I believe so much in this model that I’ve picked an area of research I believe is fertile for Canada – quantum information theory and quantum computing – and have invested heavily in it. It’s a fresh, green valley just waiting for us to claim. I have put $133 million so far into the Perimeter Institute for Theoretical Physics and the Institute for Quantum Computing at the University of Waterloo. We can and will dominate this field if we continue to invest and concentrate that investment in Waterloo.
There are other scientific areas and geographic clusters across Canada where similar injections of funds could pay off. My list includes genomics and biotechnology, nanotechnology, advanced nuclear power and superconductivity. In these areas, exceptional and geographically focused basic research environments will energize our scientific community and create a strong future commercial position for Canada.
As Canadians we enjoy a strong economy and dollar, shrinking debt, and a multicultural and tolerant society with open borders. We’re attracting the best and brightest to our universities as students and scholars. As long as we invest in research and focused clusters across Canada, and keep investing in our universities in general, our students will do the rest of the work.
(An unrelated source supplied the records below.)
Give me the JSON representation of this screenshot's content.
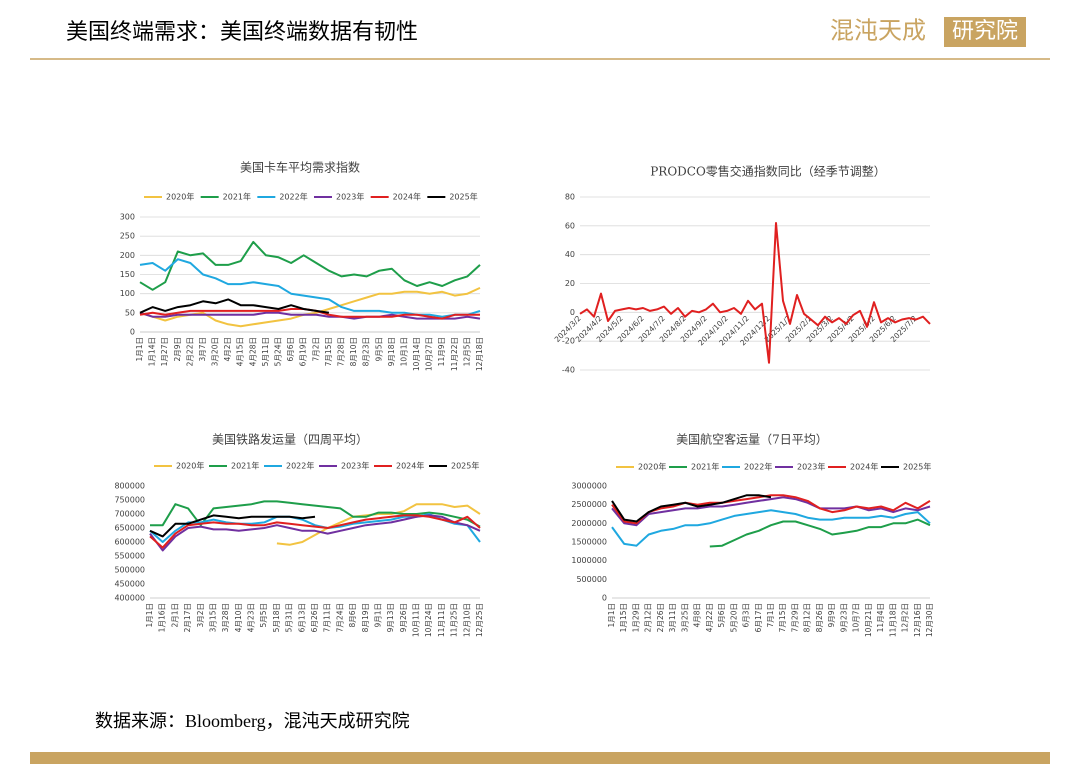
{
  "header": {
    "title": "美国终端需求：美国终端数据有韧性",
    "logo_name": "混沌天成",
    "logo_unit": "研究院"
  },
  "footer": {
    "source": "数据来源：Bloomberg，混沌天成研究院"
  },
  "chart_data": [
    {
      "type": "line",
      "title": "美国卡车平均需求指数",
      "grid": true,
      "legend": true,
      "ylim": [
        0,
        300
      ],
      "yticks": [
        0,
        50,
        100,
        150,
        200,
        250,
        300
      ],
      "categories": [
        "1月1日",
        "1月14日",
        "1月27日",
        "2月9日",
        "2月22日",
        "3月7日",
        "3月20日",
        "4月2日",
        "4月15日",
        "4月28日",
        "5月11日",
        "5月24日",
        "6月6日",
        "6月19日",
        "7月2日",
        "7月15日",
        "7月28日",
        "8月10日",
        "8月23日",
        "9月5日",
        "9月18日",
        "10月1日",
        "10月14日",
        "10月27日",
        "11月9日",
        "11月22日",
        "12月5日",
        "12月18日"
      ],
      "series": [
        {
          "name": "2020年",
          "color": "#f2c341",
          "values": [
            50,
            40,
            30,
            40,
            45,
            50,
            30,
            20,
            15,
            20,
            25,
            30,
            35,
            45,
            50,
            60,
            70,
            80,
            90,
            100,
            100,
            105,
            105,
            100,
            105,
            95,
            100,
            115
          ]
        },
        {
          "name": "2021年",
          "color": "#1e9e4a",
          "values": [
            130,
            110,
            130,
            210,
            200,
            205,
            175,
            175,
            185,
            235,
            200,
            195,
            180,
            200,
            180,
            160,
            145,
            150,
            145,
            160,
            165,
            135,
            120,
            130,
            120,
            135,
            145,
            175
          ]
        },
        {
          "name": "2022年",
          "color": "#1fa8e0",
          "values": [
            175,
            180,
            160,
            190,
            180,
            150,
            140,
            125,
            125,
            130,
            125,
            120,
            100,
            95,
            90,
            85,
            65,
            55,
            55,
            55,
            50,
            50,
            45,
            45,
            40,
            45,
            45,
            55
          ]
        },
        {
          "name": "2023年",
          "color": "#7030a0",
          "values": [
            50,
            40,
            40,
            45,
            45,
            45,
            45,
            45,
            45,
            45,
            50,
            50,
            45,
            45,
            45,
            40,
            40,
            35,
            40,
            40,
            45,
            40,
            35,
            35,
            35,
            35,
            40,
            35
          ]
        },
        {
          "name": "2024年",
          "color": "#e02020",
          "values": [
            45,
            50,
            45,
            50,
            55,
            55,
            55,
            55,
            55,
            55,
            55,
            55,
            60,
            60,
            55,
            45,
            40,
            40,
            40,
            40,
            40,
            45,
            45,
            40,
            35,
            45,
            45,
            45
          ]
        },
        {
          "name": "2025年",
          "color": "#000000",
          "values": [
            50,
            65,
            55,
            65,
            70,
            80,
            75,
            85,
            70,
            70,
            65,
            60,
            70,
            60,
            55,
            50,
            null,
            null,
            null,
            null,
            null,
            null,
            null,
            null,
            null,
            null,
            null,
            null
          ]
        }
      ]
    },
    {
      "type": "line",
      "title": "PRODCO零售交通指数同比（经季节调整）",
      "grid": true,
      "legend": false,
      "ylim": [
        -40,
        80
      ],
      "yticks": [
        -40,
        -20,
        0,
        20,
        40,
        60,
        80
      ],
      "color": "#e02020",
      "categories": [
        "2024/3/2",
        null,
        null,
        "2024/4/2",
        null,
        null,
        "2024/5/2",
        null,
        null,
        "2024/6/2",
        null,
        null,
        "2024/7/2",
        null,
        null,
        "2024/8/2",
        null,
        null,
        "2024/9/2",
        null,
        null,
        "2024/10/2",
        null,
        null,
        "2024/11/2",
        null,
        null,
        "2024/12/2",
        null,
        null,
        "2025/1/2",
        null,
        null,
        "2025/2/2",
        null,
        null,
        "2025/3/2",
        null,
        null,
        "2025/4/2",
        null,
        null,
        "2025/5/2",
        null,
        null,
        "2025/6/2",
        null,
        null,
        "2025/7/2",
        null,
        null
      ],
      "values": [
        -1,
        2,
        -3,
        13,
        -6,
        1,
        2,
        3,
        2,
        3,
        1,
        2,
        4,
        -1,
        3,
        -3,
        1,
        0,
        2,
        6,
        0,
        1,
        3,
        -1,
        8,
        2,
        6,
        -35,
        62,
        8,
        -8,
        12,
        -1,
        -5,
        -9,
        -3,
        -7,
        -4,
        -8,
        -2,
        1,
        -10,
        7,
        -7,
        -4,
        -7,
        -5,
        -4,
        -5,
        -3,
        -8
      ]
    },
    {
      "type": "line",
      "title": "美国铁路发运量（四周平均）",
      "grid": false,
      "legend": true,
      "ylim": [
        400000,
        800000
      ],
      "yticks": [
        400000,
        450000,
        500000,
        550000,
        600000,
        650000,
        700000,
        750000,
        800000
      ],
      "categories": [
        "1月1日",
        "1月16日",
        "2月1日",
        "2月17日",
        "3月2日",
        "3月15日",
        "3月28日",
        "4月10日",
        "4月23日",
        "5月5日",
        "5月18日",
        "5月31日",
        "6月13日",
        "6月26日",
        "7月11日",
        "7月24日",
        "8月6日",
        "8月19日",
        "9月1日",
        "9月13日",
        "9月26日",
        "10月11日",
        "10月24日",
        "11月11日",
        "11月25日",
        "12月10日",
        "12月25日"
      ],
      "series": [
        {
          "name": "2020年",
          "color": "#f2c341",
          "values": [
            null,
            null,
            null,
            null,
            null,
            null,
            null,
            null,
            null,
            null,
            595000,
            590000,
            600000,
            625000,
            650000,
            670000,
            690000,
            695000,
            700000,
            700000,
            710000,
            735000,
            735000,
            735000,
            725000,
            730000,
            700000
          ]
        },
        {
          "name": "2021年",
          "color": "#1e9e4a",
          "values": [
            660000,
            660000,
            735000,
            720000,
            660000,
            720000,
            725000,
            730000,
            735000,
            745000,
            745000,
            740000,
            735000,
            730000,
            725000,
            720000,
            690000,
            690000,
            705000,
            705000,
            700000,
            700000,
            705000,
            700000,
            690000,
            680000,
            655000
          ]
        },
        {
          "name": "2022年",
          "color": "#1fa8e0",
          "values": [
            640000,
            600000,
            640000,
            670000,
            670000,
            680000,
            670000,
            665000,
            665000,
            670000,
            690000,
            690000,
            680000,
            660000,
            650000,
            655000,
            665000,
            670000,
            675000,
            680000,
            690000,
            690000,
            700000,
            680000,
            665000,
            660000,
            600000
          ]
        },
        {
          "name": "2023年",
          "color": "#7030a0",
          "values": [
            630000,
            570000,
            620000,
            650000,
            655000,
            645000,
            645000,
            640000,
            645000,
            650000,
            660000,
            650000,
            640000,
            640000,
            630000,
            640000,
            650000,
            660000,
            665000,
            670000,
            680000,
            690000,
            695000,
            690000,
            670000,
            660000,
            640000
          ]
        },
        {
          "name": "2024年",
          "color": "#e02020",
          "values": [
            620000,
            580000,
            630000,
            660000,
            665000,
            670000,
            665000,
            665000,
            660000,
            660000,
            670000,
            665000,
            660000,
            655000,
            650000,
            660000,
            670000,
            680000,
            685000,
            690000,
            695000,
            695000,
            690000,
            680000,
            670000,
            690000,
            650000
          ]
        },
        {
          "name": "2025年",
          "color": "#000000",
          "values": [
            640000,
            620000,
            665000,
            665000,
            680000,
            695000,
            690000,
            685000,
            690000,
            690000,
            690000,
            690000,
            685000,
            690000,
            null,
            null,
            null,
            null,
            null,
            null,
            null,
            null,
            null,
            null,
            null,
            null,
            null
          ]
        }
      ]
    },
    {
      "type": "line",
      "title": "美国航空客运量（7日平均）",
      "grid": false,
      "legend": true,
      "ylim": [
        0,
        3000000
      ],
      "yticks": [
        0,
        500000,
        1000000,
        1500000,
        2000000,
        2500000,
        3000000
      ],
      "categories": [
        "1月1日",
        "1月15日",
        "1月29日",
        "2月12日",
        "2月26日",
        "3月11日",
        "3月25日",
        "4月8日",
        "4月22日",
        "5月6日",
        "5月20日",
        "6月3日",
        "6月17日",
        "7月1日",
        "7月15日",
        "7月29日",
        "8月12日",
        "8月26日",
        "9月9日",
        "9月23日",
        "10月7日",
        "10月21日",
        "11月4日",
        "11月18日",
        "12月2日",
        "12月16日",
        "12月30日"
      ],
      "series": [
        {
          "name": "2020年",
          "color": "#f2c341",
          "values": [
            null,
            null,
            null,
            null,
            null,
            null,
            null,
            null,
            null,
            null,
            null,
            null,
            null,
            null,
            null,
            null,
            null,
            null,
            null,
            null,
            null,
            null,
            null,
            null,
            null,
            null,
            null
          ]
        },
        {
          "name": "2021年",
          "color": "#1e9e4a",
          "values": [
            null,
            null,
            null,
            null,
            null,
            null,
            null,
            null,
            1380000,
            1400000,
            1550000,
            1700000,
            1800000,
            1950000,
            2050000,
            2050000,
            1950000,
            1850000,
            1700000,
            1750000,
            1800000,
            1900000,
            1900000,
            2000000,
            2000000,
            2100000,
            1950000
          ]
        },
        {
          "name": "2022年",
          "color": "#1fa8e0",
          "values": [
            1900000,
            1450000,
            1400000,
            1700000,
            1800000,
            1850000,
            1950000,
            1950000,
            2000000,
            2100000,
            2200000,
            2250000,
            2300000,
            2350000,
            2300000,
            2250000,
            2150000,
            2100000,
            2100000,
            2150000,
            2150000,
            2150000,
            2200000,
            2150000,
            2250000,
            2300000,
            2000000
          ]
        },
        {
          "name": "2023年",
          "color": "#7030a0",
          "values": [
            2400000,
            2000000,
            1950000,
            2250000,
            2300000,
            2350000,
            2400000,
            2400000,
            2450000,
            2450000,
            2500000,
            2550000,
            2600000,
            2650000,
            2700000,
            2650000,
            2550000,
            2400000,
            2400000,
            2400000,
            2450000,
            2350000,
            2400000,
            2300000,
            2400000,
            2350000,
            2450000
          ]
        },
        {
          "name": "2024年",
          "color": "#e02020",
          "values": [
            2500000,
            2050000,
            2000000,
            2300000,
            2400000,
            2450000,
            2550000,
            2500000,
            2550000,
            2550000,
            2600000,
            2650000,
            2700000,
            2750000,
            2750000,
            2700000,
            2600000,
            2400000,
            2300000,
            2350000,
            2450000,
            2400000,
            2450000,
            2350000,
            2550000,
            2400000,
            2600000
          ]
        },
        {
          "name": "2025年",
          "color": "#000000",
          "values": [
            2600000,
            2100000,
            2050000,
            2300000,
            2450000,
            2500000,
            2550000,
            2450000,
            2500000,
            2550000,
            2650000,
            2750000,
            2750000,
            2700000,
            null,
            null,
            null,
            null,
            null,
            null,
            null,
            null,
            null,
            null,
            null,
            null,
            null
          ]
        }
      ]
    }
  ]
}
What worries me is that if we misunderstand the virtuous cycle and kick it askew even a little bit, we could make a costly mistake. If we tell our researchers that we’re going to reward their efforts by counting the number of patents they register, we will create a nightmare of secrecy and closed-mindedness. If we cut back on our funding of the granting councils—as some would suggest—we might not even notice until it is too late to recover.
Let’s think twice before we change the way we account for our tax dollars being spent at universities. Let’s go back and think about university education and the virtuous cycle of basic research led by top researchers. What would it be like if we shut it down?
What could Canada be with a thoughtful plan to invest in basic science? Simply the finest and most prosperous society on earth. Please join me in conveying this vision to our leaders and our fellow citizens.